You two were like brothers. . . .
Rhyme glanced over the still topography of his immobile body. Then back to Sachs. He said softly, "I'm going to prove he's innocent. I'll get him out of jail. I'll give him his life back."
"That's not the same, Rhyme."
"Maybe not. But it's the best I can do."
Sachs began to speak, perhaps to make her case again, but the subject of Arthur Rhyme and his betrayal vanished as the phone buzzed and on the computer screen came Lon Sellitto's number.
"Command, answer phone. . . . Lon. Where are we?"
"Hey, Linc. Just wanted to let you know our computer expert's on his way."
*
The guy was familiar, the doorman thought--the man who nodded pleasantly as he left the Water Street Hotel.
He nodded back.
The guy was on his cell phone and he paused near the door, as people eased around him. He was talking, the doorman deduced, to his wife. Then the tone changed. "Patty, sweetheart . . ." A daughter. After a brief conversation about a soccer game he was back on with the wife, sounding more adult, but still adoring.

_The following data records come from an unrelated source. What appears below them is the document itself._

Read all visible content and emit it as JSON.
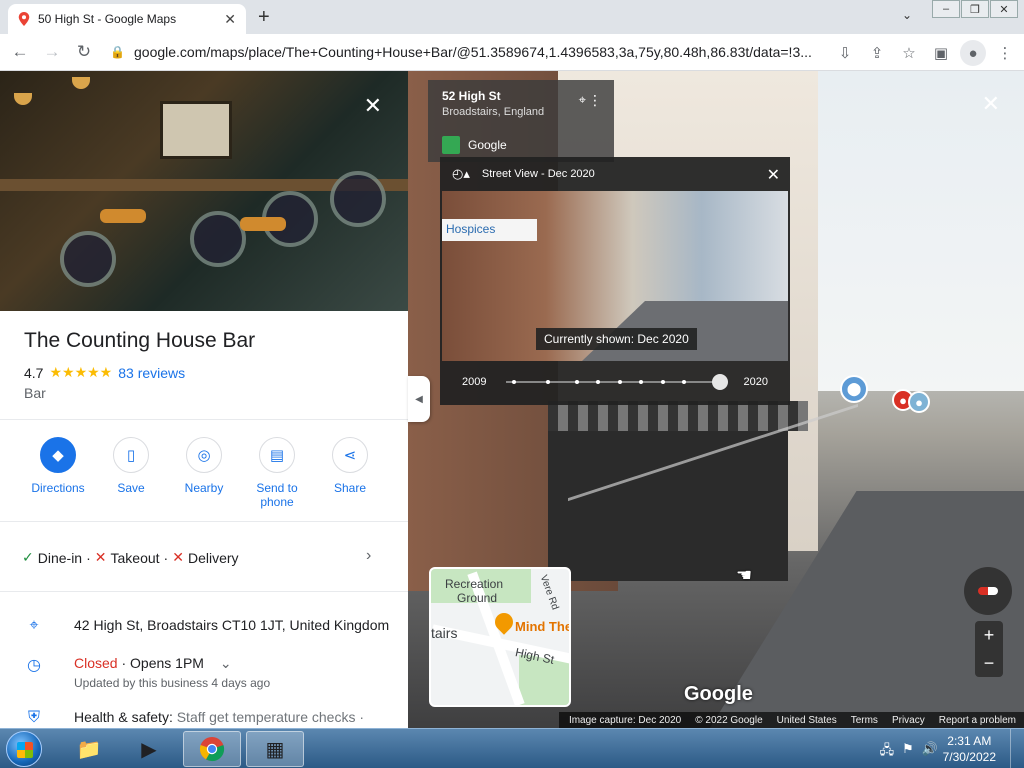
{
  "browser": {
    "tab_title": "50 High St - Google Maps",
    "url": "google.com/maps/place/The+Counting+House+Bar/@51.3589674,1.4396583,3a,75y,80.48h,86.83t/data=!3..."
  },
  "place": {
    "name": "The Counting House Bar",
    "rating": "4.7",
    "stars": "★★★★★",
    "reviews": "83 reviews",
    "category": "Bar"
  },
  "actions": [
    {
      "label": "Directions",
      "icon": "directions-icon"
    },
    {
      "label": "Save",
      "icon": "bookmark-icon"
    },
    {
      "label": "Nearby",
      "icon": "nearby-icon"
    },
    {
      "label": "Send to phone",
      "icon": "send-to-phone-icon"
    },
    {
      "label": "Share",
      "icon": "share-icon"
    }
  ],
  "services": {
    "dine_in": "Dine-in",
    "takeout": "Takeout",
    "delivery": "Delivery",
    "sep": "·"
  },
  "info": {
    "address": "42 High St, Broadstairs CT10 1JT, United Kingdom",
    "hours_status": "Closed",
    "hours_next": "· Opens 1PM",
    "updated": "Updated by this business 4 days ago",
    "health_label": "Health & safety:",
    "health_value": "Staff get temperature checks ·"
  },
  "streetview": {
    "address_title": "52 High St",
    "address_sub": "Broadstairs, England",
    "provider": "Google",
    "timeline_title": "Street View - Dec 2020",
    "currently_shown": "Currently shown: Dec 2020",
    "year_start": "2009",
    "year_end": "2020",
    "thumb_sign": "Hospices",
    "map_labels": {
      "ground1": "Recreation",
      "ground2": "Ground",
      "stairs": "tairs",
      "place": "Mind The",
      "street": "High St",
      "vere": "Vere Rd"
    },
    "logo": "Google",
    "attribution": [
      "Image capture: Dec 2020",
      "© 2022 Google",
      "United States",
      "Terms",
      "Privacy",
      "Report a problem"
    ]
  },
  "taskbar": {
    "time": "2:31 AM",
    "date": "7/30/2022"
  }
}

He fell into a certain category, the doorman knew. Been married fifteen years. Faithful, looked forward to getting home--with a bag of tacky, heartfelt presents. He wasn't like some guests: the businessman who'd arrive wearing his wedding ring and leave for dinner with finger naked. Or the tipsy businesswoman being escorted into the elevator by a hunky coworker (they never shed their rings; they didn't need to).